Editor’s Note: This article previously appeared in a different format as part of The Atlantic’s Notes section, retired in 2021.
“The party of Lincoln” wasn’t always so. In 1856, at the first-ever Republican National Convention, party leaders passed up Abraham Lincoln for vice president. But second time’s a charm, right? On May 18, 1860, the 51-year-old congressman from Illinois, having raised his national stature during the Lincoln-Douglas debates two years earlier, secured his party’s nomination for president. The Chicago Tribune’s Kenan Heise described the scene at the convention for the book Chicago Days: 150 Defining Moments in the Life of a Great City:
The eloquent, self-assured [William] Seward, a U.S. senator from New York, was widely thought to have the nomination wrapped up; many deals had been cut, one of which put Chicago Mayor “Long John” Wentworth in the Seward camp. … Fortunately for [Lincoln], Chicago, which was hosting its first national political convention, was the heart of Lincoln country.
To make sure a friendly crowd was on hand to out-shout the competition, batches of admission tickets were printed at the last moment and handed out to Lincoln supporters, who were told to show up early at the Wigwam, a rickety hall that held 10,000 people. And, for good measure, Illinois delegation chairman Norman Judd and Joseph Medill of the Chicago Daily Press and Tribune placed the New York delegates off to one side, far from key swing states such as Pennsylvania.
Drawing of the Wigwam, a building specially constructed for the convention (Wikimedia)
No candidate had a majority after two ballots. During the third ballot, with Lincoln tantalizingly close to winning the nomination, Medill sat close to the chairman of the Ohio delegation, which had backed its favorite son, Salmon P. Chase. Swing your votes to Lincoln, Medill whispered, and your boy can have anything he wants. The Ohio chairman shot out of his chair and changed the state’s votes.
After a moment of stunned silence, the flimsy Wigwam began to shake with the stomping of feet and the shouting of the Lincoln backers who packed the hall and blocked the streets outside. A cannon on the roof fired off a round, and boats on the Chicago River tooted in reply. … The Republicans had a candidate.

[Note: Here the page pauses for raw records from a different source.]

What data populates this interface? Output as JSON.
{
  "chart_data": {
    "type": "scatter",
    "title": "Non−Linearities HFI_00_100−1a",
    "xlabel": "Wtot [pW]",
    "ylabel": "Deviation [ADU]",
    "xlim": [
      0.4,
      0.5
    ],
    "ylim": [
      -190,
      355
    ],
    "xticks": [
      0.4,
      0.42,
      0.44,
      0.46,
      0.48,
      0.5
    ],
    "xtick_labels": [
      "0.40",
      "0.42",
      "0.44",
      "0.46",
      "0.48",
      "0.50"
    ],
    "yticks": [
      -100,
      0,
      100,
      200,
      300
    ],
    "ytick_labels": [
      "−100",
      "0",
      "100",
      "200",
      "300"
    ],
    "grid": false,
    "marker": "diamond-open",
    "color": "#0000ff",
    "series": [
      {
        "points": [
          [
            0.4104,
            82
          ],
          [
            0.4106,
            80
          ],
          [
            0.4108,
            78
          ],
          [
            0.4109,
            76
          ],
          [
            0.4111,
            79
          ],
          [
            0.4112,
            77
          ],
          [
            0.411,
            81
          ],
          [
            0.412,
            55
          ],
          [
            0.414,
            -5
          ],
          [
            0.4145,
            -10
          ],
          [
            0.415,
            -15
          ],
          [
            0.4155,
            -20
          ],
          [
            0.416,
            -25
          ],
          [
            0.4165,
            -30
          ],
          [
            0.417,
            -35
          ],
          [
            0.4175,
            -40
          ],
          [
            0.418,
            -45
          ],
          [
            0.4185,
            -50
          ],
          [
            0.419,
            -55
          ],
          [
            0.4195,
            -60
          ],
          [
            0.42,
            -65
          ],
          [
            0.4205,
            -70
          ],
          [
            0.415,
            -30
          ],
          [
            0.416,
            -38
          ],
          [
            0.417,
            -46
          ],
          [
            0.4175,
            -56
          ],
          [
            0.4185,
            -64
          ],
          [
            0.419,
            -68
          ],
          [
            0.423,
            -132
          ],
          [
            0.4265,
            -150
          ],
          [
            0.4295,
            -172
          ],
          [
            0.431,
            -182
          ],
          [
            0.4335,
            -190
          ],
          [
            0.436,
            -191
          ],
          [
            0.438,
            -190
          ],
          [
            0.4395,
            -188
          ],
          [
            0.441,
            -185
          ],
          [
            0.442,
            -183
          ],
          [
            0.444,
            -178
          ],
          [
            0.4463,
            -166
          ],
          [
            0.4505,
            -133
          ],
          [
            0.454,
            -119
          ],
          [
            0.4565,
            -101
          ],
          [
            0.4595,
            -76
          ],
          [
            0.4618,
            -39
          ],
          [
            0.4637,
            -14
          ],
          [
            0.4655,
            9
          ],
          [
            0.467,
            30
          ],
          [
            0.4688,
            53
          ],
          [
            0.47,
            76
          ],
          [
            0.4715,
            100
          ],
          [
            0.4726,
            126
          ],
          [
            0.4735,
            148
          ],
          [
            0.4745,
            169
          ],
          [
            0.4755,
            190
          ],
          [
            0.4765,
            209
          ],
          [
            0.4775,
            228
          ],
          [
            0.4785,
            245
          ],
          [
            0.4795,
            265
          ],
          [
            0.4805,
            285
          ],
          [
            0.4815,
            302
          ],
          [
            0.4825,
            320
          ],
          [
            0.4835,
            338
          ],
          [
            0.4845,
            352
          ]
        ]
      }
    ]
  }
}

The Atlantic, founded as an abolitionist magazine just three years earlier, threw its weight behind Lincoln but expressed some initial disappointment over Seward’s loss (the New York senator was a more forceful opponent of slavery than the moderate Lincoln). Here’s our founding editor, James Russell Lowell, on “The Election in November”:
We are of those who at first regretted that another candidate was not nominated at Chicago; but we confess that we have ceased to regret it, for the magnanimity of Mr. Seward since the result of the Convention was known has been a greater ornament to him and a greater honor to his party than his election to the Presidency would have been. … [Seward], more than any other man, combined in himself the moralist’s oppugnancy to Slavery as a fact, the thinker’s resentment of it as a theory, and the statist’s distrust of it as a policy,—thus summing up the three efficient causes that have chiefly aroused and concentrated the antagonism of the Free States.
After sizing up the national schisms over slavery, Lowell turns to Lincoln:
The first portrait of Lincoln as nominee (May 20, 1860)
We are persuaded that the election of Mr. Lincoln will do more than anything else to appease the excitement of the country. He has proved both his ability and his integrity; he has had experience enough in public affairs to make him a statesman, and not enough to make him a politician. That he has not had more will be no objection to him in the eyes of those who have seen the administration of the experienced public functionary whose term of office is just drawing to a close. He represents a party who know that true policy is gradual in its advances, that it is conditional and not absolute, that it must deal with fact and not with sentiments, but who know also that it is wiser to stamp out evil in the spark than to wait till there is no help but in fighting fire with fire.
The 1860 general election brought one of the highest voter turnout rates in presidential history. And, of course, “Honest Abe” walked away the winner and went on to issue the Emancipation Proclamation and then orchestrate the passage of the 13th Amendment, abolishing slavery for good. As Lowell wrote with great prescience, “We believe that this election is a turning-point in our history; for, although there are four candidates, there are really, as everybody knows, but two parties, and a single question that divides them.”